Carrying a firearm is mandatory for anyone straying outside residential areas.

But shooting a polar bear is not permitted except as a last resort.



As a response to tragedies including Horatio’s death, people exploring Svalbard are typically recommended to take precautions such as flares and explosives, electrified trip-wires, and prganise night-watches and guard dogs for trips beyond Longyearbyen.

Polar bear defence tactics are strictly regulated, and whenever an animal is shot it triggers an investigation into the circumstances.

Concerns have escalated in Svalbard in recent years as bears increasingly encroached on villages, in what climate change experts have warned is a result of declining sea ice on the archipelago threatening their hunting habitats.

On January 1, a polar bear was shot dead in Longyearbyen by police officers after several failed attempts to scare the bear out of the populated area.

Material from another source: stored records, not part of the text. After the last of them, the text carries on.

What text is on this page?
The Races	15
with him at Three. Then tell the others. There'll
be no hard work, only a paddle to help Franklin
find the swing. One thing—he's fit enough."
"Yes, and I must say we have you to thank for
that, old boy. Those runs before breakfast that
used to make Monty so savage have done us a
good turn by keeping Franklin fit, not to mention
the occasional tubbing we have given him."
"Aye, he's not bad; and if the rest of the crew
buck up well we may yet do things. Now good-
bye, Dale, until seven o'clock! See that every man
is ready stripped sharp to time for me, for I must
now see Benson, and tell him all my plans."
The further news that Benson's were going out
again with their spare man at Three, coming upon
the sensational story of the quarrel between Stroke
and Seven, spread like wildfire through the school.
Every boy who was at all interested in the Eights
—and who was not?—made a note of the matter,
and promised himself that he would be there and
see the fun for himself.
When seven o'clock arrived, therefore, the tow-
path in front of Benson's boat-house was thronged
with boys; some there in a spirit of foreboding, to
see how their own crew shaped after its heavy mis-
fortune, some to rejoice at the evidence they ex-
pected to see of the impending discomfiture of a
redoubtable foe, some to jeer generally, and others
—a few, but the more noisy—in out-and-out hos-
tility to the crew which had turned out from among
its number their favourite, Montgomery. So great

Earlier last week ahead of the deadly attack, Svalbard’s governor’s office used a helicopter when trying to chase away a bear with a cub from Hjorthamn, a cabin area across the fjord from Longyearbyen.

According to the BBC, authorities say the bear that attacked Mr Kootee was a three-year-old male whose mother had been airlifted with her cub away from Longyearbyen on Monday.



The incident was not believed linked to the attack as polar bears are considered grown enough to be able to fend for themselves once they reach two years of age.

Two days later the team from the Norwegian Polar Institute that had moved the mother and cub spotted the juvenile male near Longyearbyen and ushered it away with their helicopter after it was spotted breaking into cabins not far from the city.

There are nearly 3,000 people and up to 1,000 polar bears living on the archipelago.

Polar bear researcher Jon Aars told NRK in Norway last week that humans are not the bears’ favoured prey, but Svalbard locals are vigilant knowing the predators can stray into human territory out of desperation.

“At this time of year, polar bears have extra challenges in obtaining food.

“It has been a long time since there has been ice in the main hunting area, so there is less access to seals.

“So, the polar bear spends more time on land to find alternative food.”